Garden Railways (GR) was an American magazine about the hobby of running large-scale trains outdoors, also called garden railroading. During its run, it was the world's leading magazine on that subject. Each issue featured hobby news, product reviews, how-to articles, featured railroads from around the world, photo galleries, and much more. Publication ceased after the Fall 2020 issue.

Garden Railways magazine began publication in 1984 by Sidestreet Bannerworks. The magazine evolved from the company's newsletter, the Sidestreet Banner, which dealt primarily with the small scale live-steam locomotives that the company was importing at that time. Marc Horovitz was the Editor and Barbara Horovitz the Horticultural Editor.

Garden Railways' first issue

The first issues of Garden Railways were published in black-and-white. Text was generated on a typewriter. In 1985, a primitive IBM computer and a daisy-wheel printer were acquired, which allowed text to be printed out in justified columns. These columns, printed out in strips, were then pasted up by hand in the old-fashioned way.

Petria MacDonnell joined GRs staff at the beginning of 1986 as the magazine's first gardening editor, later succeeded by Chip Rosenblum, Barbara Abler, and Don Parker. Among the regular contributors in the magazine's early years was Peter Jones, who had a column in every issue until his death in 2009.

The magazine continued to grow, becoming an international publication with contributors from all over the world. In August 1985, Garden Railways, along with the Denver Garden Railway Society, sponsored the first ever Garden Railway Convention, in Denver, Colorado. The National Garden Railway Conventions continue today, though they are events hosted by local clubs and are no longer affiliated with Garden Railways magazine.

The May–June 1986 issue of GR was the first that appeared with an arched title on the cover, which became a trademark of the magazine. With the November–December 1986 issue, Garden Railways appeared with its first full-color cover. After that, color was gradually incorporated into the inside of the magazine, too.

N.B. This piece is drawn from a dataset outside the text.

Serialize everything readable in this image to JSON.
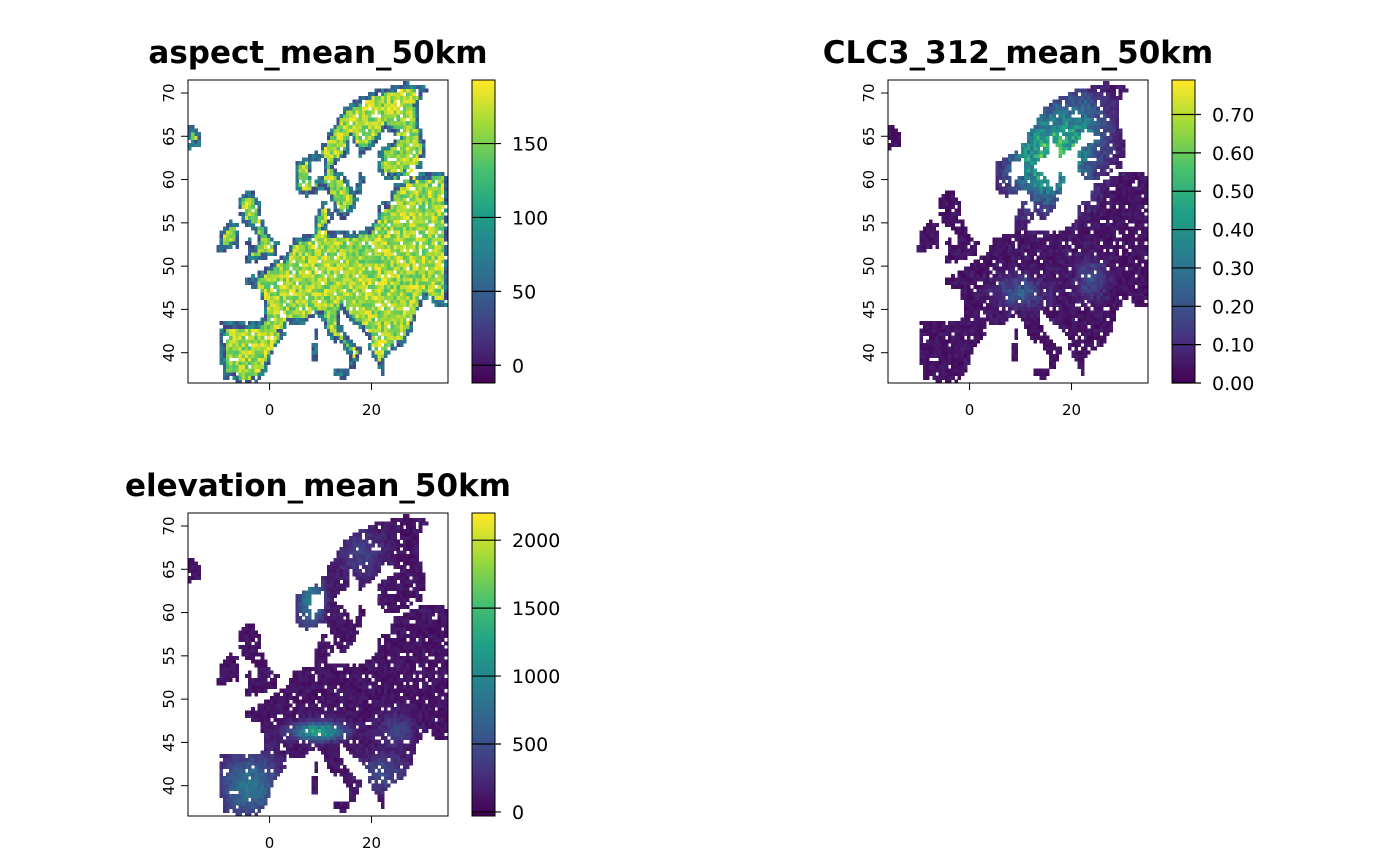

In 1996, Garden Railways was sold to Kalmbach Publishing Company in Wisconsin. Marc Horovitz remained as editor of the magazine in Denver while Barb Horovitz, the magazine's former Horticultural Editor, retired the following year. Pat Hayward was Horticultural Editor from 1997 to 2008. Nancy Norris joined the staff in 2008 as Horticultural Editor.

Marc Horovitz stepped down as editor in October 2018 and Kent Johnson became editor in November 2018. In October 2019, Kent was promoted to Producer of MR Video Plus, and Hal Miller became editor. Rene Schweitzer, the magazine's production editor, joined the staff in 1998 and is currently editor of Classic Toy Trains magazine. Cody Grivno and Dana Kawala, both from Model Railroader magazine, help the staff by writing in-house product reviews and offering technical support.

On July 15, 2020, it was announced that the magazine would cease publication after the Fall 2020 issue. Some aspects of the magazine moved to Model Railroader.

==The magazine's content==

Garden Railways' Summer 2019 issue

Garden Railways was published bi-monthly until 2019, when it changed to quarterly publication. Each issue contained hobby-related articles on a variety of subjects, including featured garden railroads, how-to projects, landscaping and gardening, photo galleries, new product information and reviews of products relating to large-scale trains, such as locomotives, rolling stock, sound systems, books, and more.

Regular departments included "Garden railway basics," aimed at beginners; "Plant portraits," a featured miniature plant targeted toward railroad gardeners; "Greening your railway," a gardening/hardscaping column; "One-page project", where readers shared a short how-to project.